All of this explains why we’re often asked to quiet or remove our scripted objects when we attend concerts and other large assemblages of avatars.
Several months ago the Lindens introduced Avatar Rendering Cost (http://blog.secondlife.com/2008/05/01/who-me-yes-you-couldnt-be-then-who-introducing-avatar-rendering-cost/; Blogger won't take the URL today), a number that reflects the load placed on a server by an avatar and her attachments. Turning on ARC lets you know not only YOUR rendering cost, but that of every other avatar present.
ARC is calculated with a point system, with points awarded for each prim, for each texture, for use of rotation, texture animation, or other scripts, and for use of light, glow, and flexi or sculpty characteristics. An occurrence in each category for each prim generates only one point, but they can quickly add up for complex objects.
Take Sweetie, for instance.
Or, rather, take one of Sweetie’s outfits, an elaborate Asian gown.
When she tried it on the other night, she complained her frame rate dropped dramatically. So I told her about ARC, and we both turned it on.
OMG! She had an Avatar Rendering Cost of 13,000!

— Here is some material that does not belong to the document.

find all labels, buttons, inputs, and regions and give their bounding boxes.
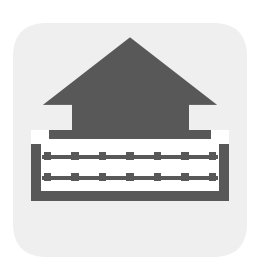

Now when I rig myself out formally, wearing shoes, prim clothing attachments, hair, and earrings, I’ll usually have an ARC of 1000-1100. So what was up with Sweetie’s 13k?
When we examined Sweetie’s outfits, we learned that each of more than a half-dozen attachments were made with 150 or so prims, each of which appeared to be flexible, and many of which were sculpted. Cumulatively, the outfit was just over the top!
Beautiful, to be sure. But over the top? Definitely. It was a sim crasher.